The defect, which was identified in the Dev channel version of Chrome 101, was reported to Google by Weibo Wang, a security researcher at the Singapore Cybersecurity Society Numen Cybertechnology and has since been quietly repaired by the company.
“This vulnerability occurs in the instruction select step, where the wrong instruction was selected and results in a memory access exception,” Wang said.
Use defects after release occur when accessing previously freed memory, inducing undefined behavior and causing a program to crash, the use of corrupted data, or even the execution of arbitrary code.

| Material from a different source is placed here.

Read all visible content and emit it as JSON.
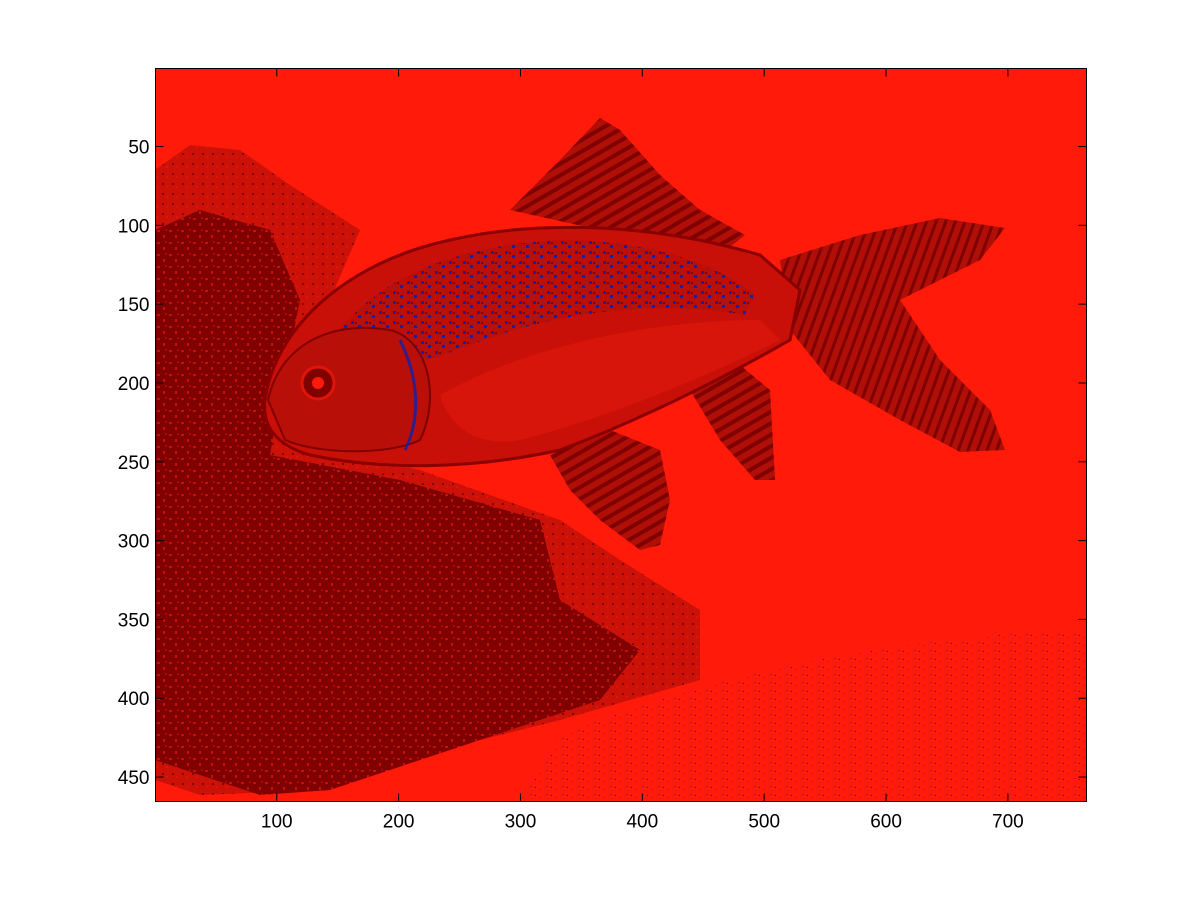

What is more worrying is that the flaw can be exploited remotely via a specially crafted website to bypass security restrictions and execute arbitrary code to compromise targeted systems.
“This vulnerability can be further exploited using heap spraying techniques and then leads to a ‘type confusion’ vulnerability,” Wang explained. “The vulnerability allows an attacker to control function pointers or write code to arbitrary memory locations, and ultimately lead to code execution.”
The company has not yet disclosed the vulnerability via the chrome bug tracker portal to allow as many users as possible to install the patched version first. Additionally, Google does not assign CVE IDs to vulnerabilities found in unstable Chrome channels.
Chrome users, especially developers who use the Dev edition of Chrome for testing to ensure their apps are compatible with the latest Chrome features and API changes, should update to the latest version software available.
|TurboFan Assembly Instructions After Fixing Vulnerability|
This isn’t the first time that use-after-release vulnerabilities have been discovered in V8. In 2021, Google fixed seven such bugs in Chrome that were exploited in real-world attacks. This year it also fixed an actively exploited use-after-release vulnerability in the Animation component.